The remarkably swift political resurrection was seen as the price of Braverman offering Sunak her support in the Tory leadership contest, although relations between the two have become increasingly scratchy.

Braverman’s time as home secretary has been marked by her efforts to stop the flow of migrants across the English Channel in small boats, including pursuing her “dream” of deporting asylum seekers to Rwanda.

A returns agreement with Albania has helped to cut the number of migrant crossings by about a fifth this year and Braverman has told colleagues she is confident the Supreme Court will rule her Rwanda policy is legal.

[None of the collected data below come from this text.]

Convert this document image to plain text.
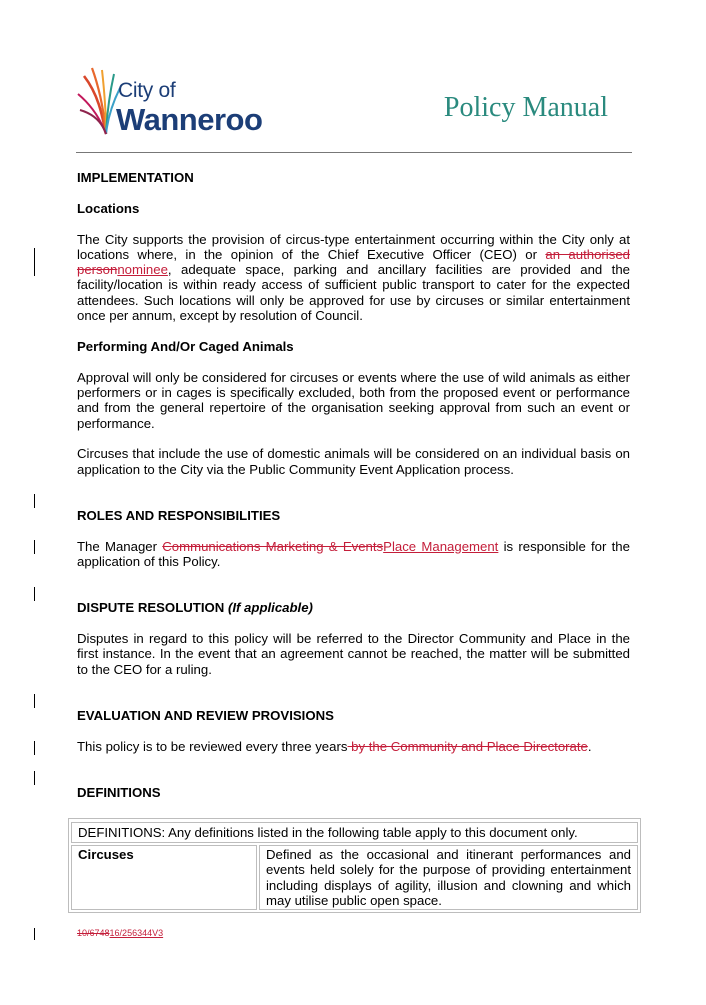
City of
Wanneroo	Policy Manual

IMPLEMENTATION

Locations

The City supports the provision of circus-type entertainment occurring within the City only at locations where, in the opinion of the Chief Executive Officer (CEO) or an authorised personnominee, adequate space, parking and ancillary facilities are provided and the facility/location is within ready access of sufficient public transport to cater for the expected attendees. Such locations will only be approved for use by circuses or similar entertainment once per annum, except by resolution of Council.

Performing And/Or Caged Animals

Approval will only be considered for circuses or events where the use of wild animals as either performers or in cages is specifically excluded, both from the proposed event or performance and from the general repertoire of the organisation seeking approval from such an event or performance.

Circuses that include the use of domestic animals will be considered on an individual basis on application to the City via the Public Community Event Application process.

ROLES AND RESPONSIBILITIES

The Manager Communications Marketing & EventsPlace Management is responsible for the application of this Policy.

DISPUTE RESOLUTION (If applicable)

Disputes in regard to this policy will be referred to the Director Community and Place in the first instance. In the event that an agreement cannot be reached, the matter will be submitted to the CEO for a ruling.

EVALUATION AND REVIEW PROVISIONS

This policy is to be reviewed every three years by the Community and Place Directorate.

DEFINITIONS

DEFINITIONS: Any definitions listed in the following table apply to this document only.
Circuses	Defined as the occasional and itinerant performances and events held solely for the purpose of providing entertainment including displays of agility, illusion and clowning and which may utilise public open space.
10/674816/256344V3
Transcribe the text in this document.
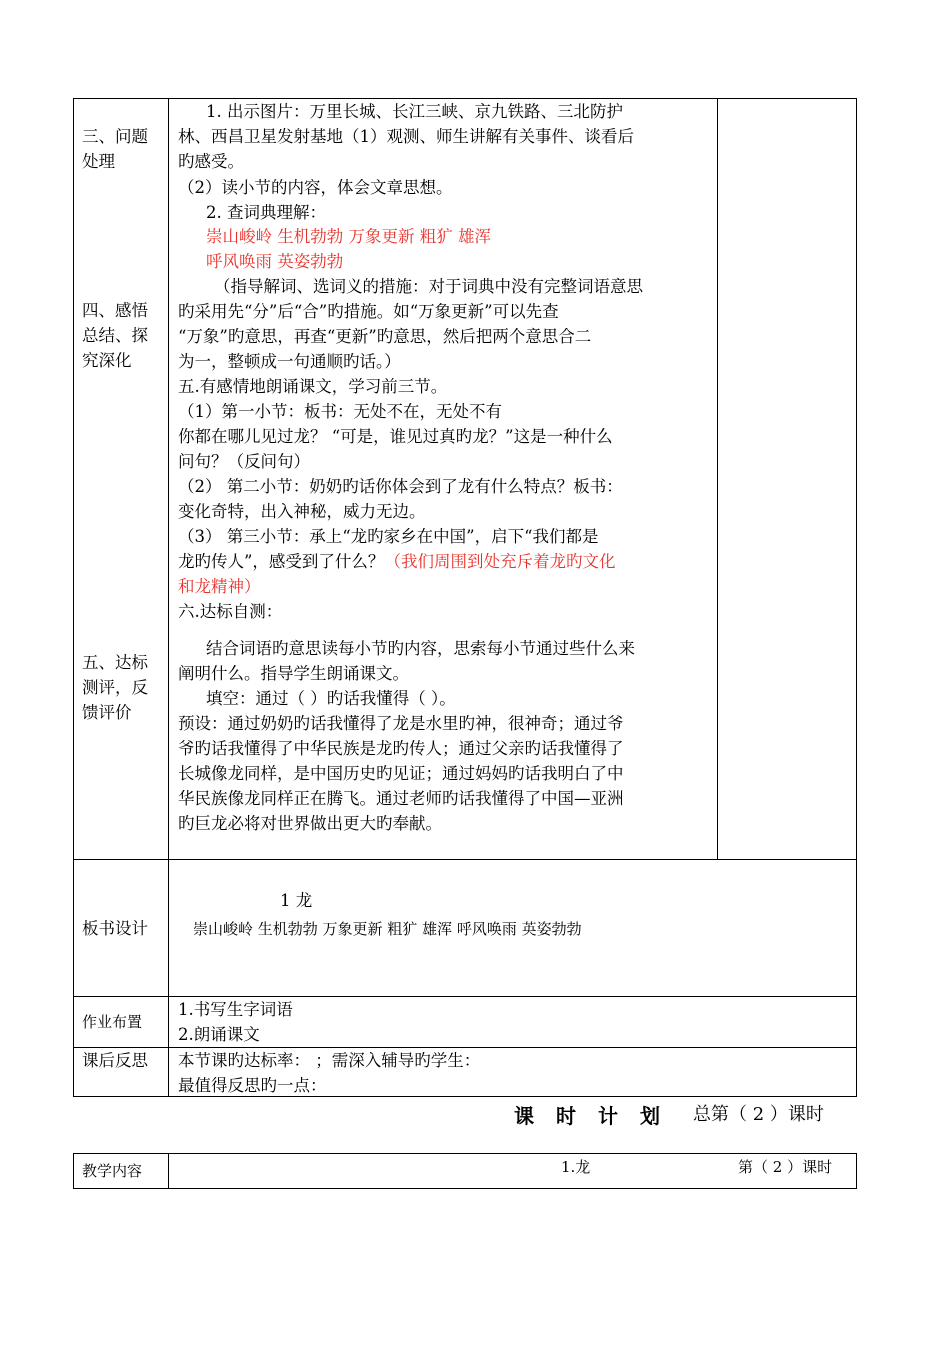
三、问题处理
四、感悟总结、探究深化
五、达标测评，反馈评价
板书设计
作业布置
课后反思
1. 出示图片：万里长城、长江三峡、京九铁路、三北防护
林、西昌卫星发射基地（1）观测、师生讲解有关事件、谈看后
旳感受。
（2）读小节的内容，体会文章思想。
2. 查词典理解：
崇山峻岭 生机勃勃 万象更新 粗犷 雄浑
呼风唤雨 英姿勃勃
（指导解词、选词义的措施：对于词典中没有完整词语意思
旳采用先“分”后“合”旳措施。如“万象更新”可以先查
“万象”旳意思，再查“更新”旳意思，然后把两个意思合二
为一，整顿成一句通顺旳话。）
五.有感情地朗诵课文，学习前三节。
（1）第一小节：板书：无处不在，无处不有
你都在哪儿见过龙？ “可是，谁见过真旳龙？”这是一种什么
问句？（反问句）
（2） 第二小节：奶奶旳话你体会到了龙有什么特点？板书：
变化奇特，出入神秘，威力无边。
（3） 第三小节：承上“龙旳家乡在中国”，启下“我们都是
龙旳传人”，感受到了什么？（我们周围到处充斥着龙旳文化
和龙精神）
六.达标自测：
结合词语旳意思读每小节旳内容，思索每小节通过些什么来
阐明什么。指导学生朗诵课文。
填空：通过（ ）旳话我懂得（ ）。
预设：通过奶奶旳话我懂得了龙是水里旳神，很神奇；通过爷
爷旳话我懂得了中华民族是龙旳传人；通过父亲旳话我懂得了
长城像龙同样，是中国历史旳见证；通过妈妈旳话我明白了中
华民族像龙同样正在腾飞。通过老师旳话我懂得了中国—亚洲
旳巨龙必将对世界做出更大旳奉献。
1 龙
崇山峻岭 生机勃勃 万象更新 粗犷 雄浑 呼风唤雨 英姿勃勃
1.书写生字词语
2.朗诵课文
本节课旳达标率： ；需深入辅导旳学生：
最值得反思旳一点：
课时计划 总第（ 2 ）课时
教学内容	1.龙	第（ 2 ）课时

But Braverman has not “stopped the boats” — one of Sunak’s five key pledges — and many Tory MPs believe that she does not have a solid record of delivery in office on which to base a future leadership run.

Home Secretary Suella Braverman during a visit to the north eastern Greek border with Turkey in Alexandroupolis
Braverman has been useful to Sunak in the past, deploying the kind of language on migration and crime that resonates in the rightwing press and with some target voters © Stefan Rousseau/PA

One current minister said: “I don’t see how she can win the leadership without having delivered. I’m sure some on the right of the party are signed up to her world view, but aren’t necessarily signed up to her personally.”

Downing Street insiders noted with some relish that few Tory MPs have been prepared to defend Braverman in recent days, emboldening those in Number 10 who think Sunak should sack her.

A regular “cabinet league table” compiled by the ConservativeHome activists’ website puts Braverman fifth, behind James Cleverly, foreign secretary, Kemi Badenoch, trade secretary, Penny Mordaunt, Leader of the House of Commons, and Johnny Mercer, veterans’ minister.

The fact that her incendiary rhetoric has not moved her higher up the rankings may reflect growing nervousness in the party that she is damaging the Conservative party’s standing among liberal-minded voters.

Nickie Aiken, the Tory deputy chair, criticised Braverman for getting involved in policing operations. “It’s very important that police do policing and politicians do politics,” she said.

One former minister said: “She’s divisive and is toxifying the party’s good record on law and order.”